Channel counts may differ. That is the usual reason to use packed training.

Unsupported combinations

Packed training currently does not support:

  • condition_dsp.

  • Top-level WaveNet head configs.

  • FiLM.

  • Grouped convolutions.

  • Grouped layer1x1 or head1x1.

  • Paired or gated activations.

  • Packed training plus channel-slicing slimmable WaveNet settings inside the same submodel.

  • Multi-channel input.

  • Multi-channel conditioning audio.

  • Multi-channel output beyond one output channel per packed submodel.

Training behavior

During training, the packed model returns predictions shaped like (batch, submodel, time). The trainer computes the configured training loss for each submodel prediction against the same target audio and sums the losses.

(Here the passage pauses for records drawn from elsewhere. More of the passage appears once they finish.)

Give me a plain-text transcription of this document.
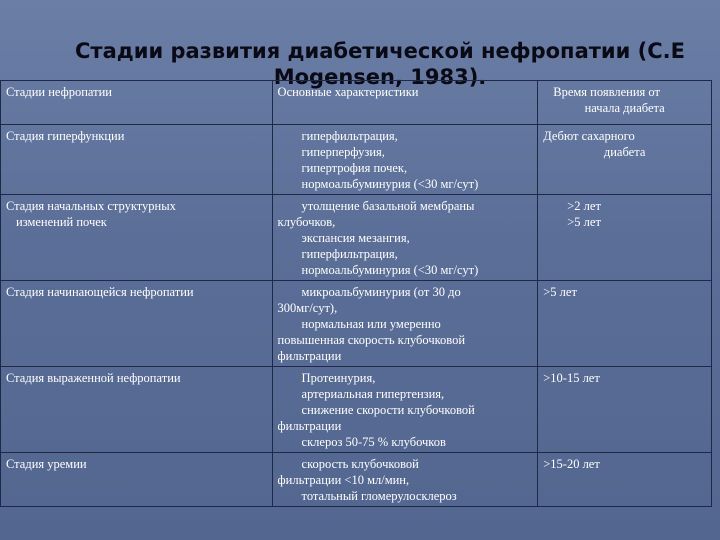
Стадии развития диабетической нефропатии (C.E Mogensen, 1983).
Стадии нефропатии	Основные характеристики	Время появления от
начала диабета

Стадия гиперфункции	гиперфильтрация,
гиперперфузия,
гипертрофия почек,
нормоальбуминурия (<30 мг/сут)	Дебют сахарного
диабета

Стадия начальных структурных
изменений почек	утолщение базальной мембраны
клубочков,
экспансия мезангия,
гиперфильтрация,
нормоальбуминурия (<30 мг/сут)	>2 лет
>5 лет

Стадия начинающейся нефропатии	микроальбуминурия (от 30 до
300мг/сут),
нормальная или умеренно
повышенная скорость клубочковой
фильтрации	>5 лет

Стадия выраженной нефропатии	Протеинурия,
артериальная гипертензия,
снижение скорости клубочковой
фильтрации
склероз 50-75 % клубочков	>10-15 лет

Стадия уремии	скорость клубочковой
фильтрации <10 мл/мин,
тотальный гломерулосклероз	>15-20 лет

Validation logs aggregate metrics such as val_loss, ESR, and MRSTFT as well as per-submodel metrics such as val_loss_packed_0, ESR_packed_0, and MRSTFT_packed_0. When validation is available, the trainer may also save per-submodel best checkpoints named packed_best_submodel_<i>.ckpt.

Output files

The output directory contains the normal full-training artifacts, including copied configs, Lightning checkpoints, and optional comparison plots. Packed training adds packed-specific export behavior:

  • model.nam has architecture SlimmableContainer.

  • The container embeds complete ordinary WaveNet models.

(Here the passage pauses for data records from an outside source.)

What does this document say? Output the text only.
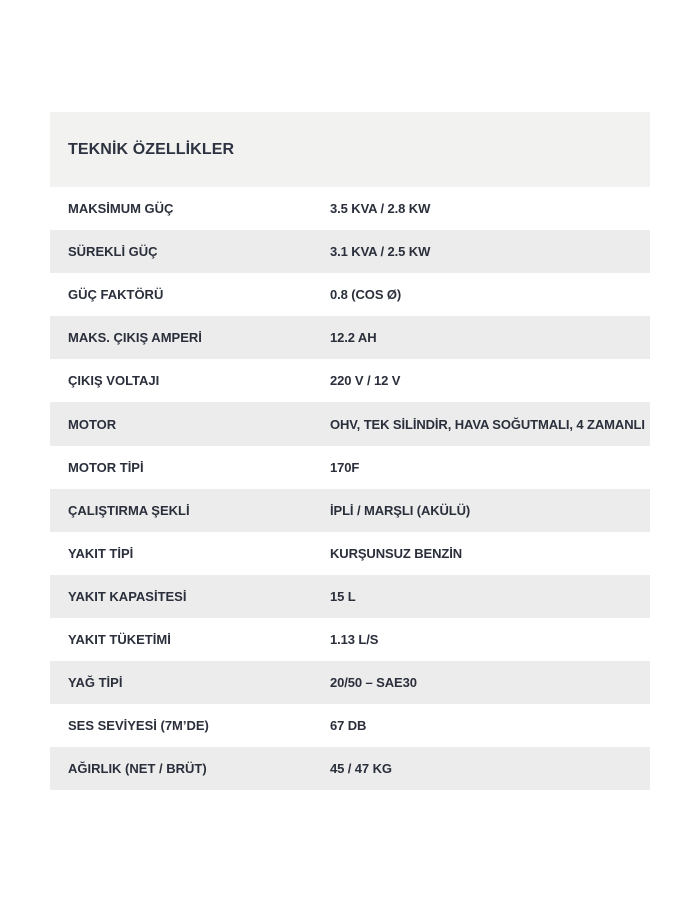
TEKNİK ÖZELLİKLER
MAKSİMUM GÜÇ	3.5 KVA / 2.8 KW
SÜREKLİ GÜÇ	3.1 KVA / 2.5 KW
GÜÇ FAKTÖRÜ	0.8 (COS Ø)
MAKS. ÇIKIŞ AMPERİ	12.2 AH
ÇIKIŞ VOLTAJI	220 V / 12 V
MOTOR	OHV, TEK SİLİNDİR, HAVA SOĞUTMALI, 4 ZAMANLI
MOTOR TİPİ	170F
ÇALIŞTIRMA ŞEKLİ	İPLİ / MARŞLI (AKÜLÜ)
YAKIT TİPİ	KURŞUNSUZ BENZİN
YAKIT KAPASİTESİ	15 L
YAKIT TÜKETİMİ	1.13 L/S
YAĞ TİPİ	20/50 – SAE30
SES SEVİYESİ (7M’DE)	67 DB
AĞIRLIK (NET / BRÜT)	45 / 47 KG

  • The packed training model itself is not the runtime format.

  • packed_best.json is written when per-submodel validation checkpoints are available.

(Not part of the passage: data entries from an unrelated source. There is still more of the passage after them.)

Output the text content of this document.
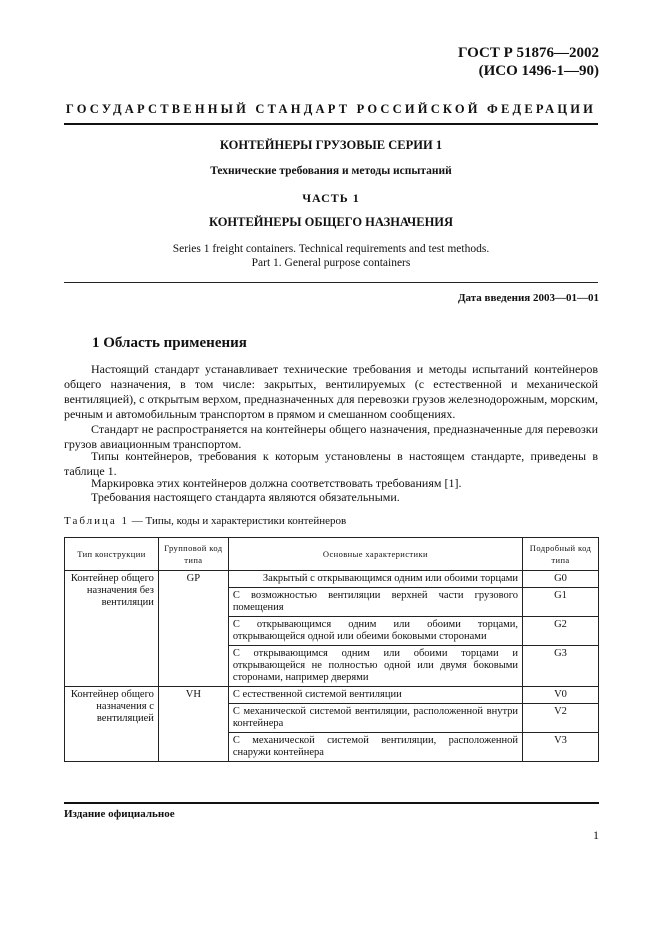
ГОСТ Р 51876—2002
(ИСО 1496-1—90)
ГОСУДАРСТВЕННЫЙ СТАНДАРТ РОССИЙСКОЙ ФЕДЕРАЦИИ
КОНТЕЙНЕРЫ ГРУЗОВЫЕ СЕРИИ 1
Технические требования и методы испытаний
ЧАСТЬ 1
КОНТЕЙНЕРЫ ОБЩЕГО НАЗНАЧЕНИЯ
Series 1 freight containers. Technical requirements and test methods.
Part 1. General purpose containers
Дата введения 2003—01—01
1 Область применения
Настоящий стандарт устанавливает технические требования и методы испытаний контейнеров общего назначения, в том числе: закрытых, вентилируемых (с естественной и механической вентиляцией), с открытым верхом, предназначенных для перевозки грузов железнодорожным, морским, речным и автомобильным транспортом в прямом и смешанном сообщениях.
Стандарт не распространяется на контейнеры общего назначения, предназначенные для перевозки грузов авиационным транспортом.
Типы контейнеров, требования к которым установлены в настоящем стандарте, приведены в таблице 1.
Маркировка этих контейнеров должна соответствовать требованиям [1].
Требования настоящего стандарта являются обязательными.
Таблица 1 — Типы, коды и характеристики контейнеров
Тип конструкции	Групповой код типа	Основные характеристики	Подробный код типа
Контейнер общего назначения без вентиляции	GP	Закрытый с открывающимся одним или обоими торцами	G0
		С возможностью вентиляции верхней части грузового помещения	G1
		С открывающимся одним или обоими торцами, открывающейся одной или обеими боковыми сторонами	G2
		С открывающимся одним или обоими торцами и открывающейся не полностью одной или двумя боковыми сторонами, например дверями	G3
Контейнер общего назначения с вентиляцией	VH	С естественной системой вентиляции	V0
		С механической системой вентиляции, расположенной внутри контейнера	V2
		С механической системой вентиляции, расположенной снаружи контейнера	V3
Издание официальное
1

  • packed_best_submodel_<i>.ckpt files may be written for the best checkpoint of each packed submodel.

If per-submodel best checkpoints are available at final export, the container uses them for the corresponding extracted submodels. Otherwise final export falls back to the current or aggregate checkpoint behavior used by the trainer.

Troubleshooting

Compatibility validation errors usually mean the submodel configs differ in temporal architecture or use a feature listed above as unsupported. Check the corresponding layer arrays first: depth, kernel sizes, dilations, activation configuration, head_scale, head path, and mono input/output settings are the most common places to look.

Packed training can use more registered parameters than the sum of the individual submodels because the packed tensors include masked off-block weights. Those masked weights are kept out of the independent submodel paths during training and are not exported as a packed runtime graph.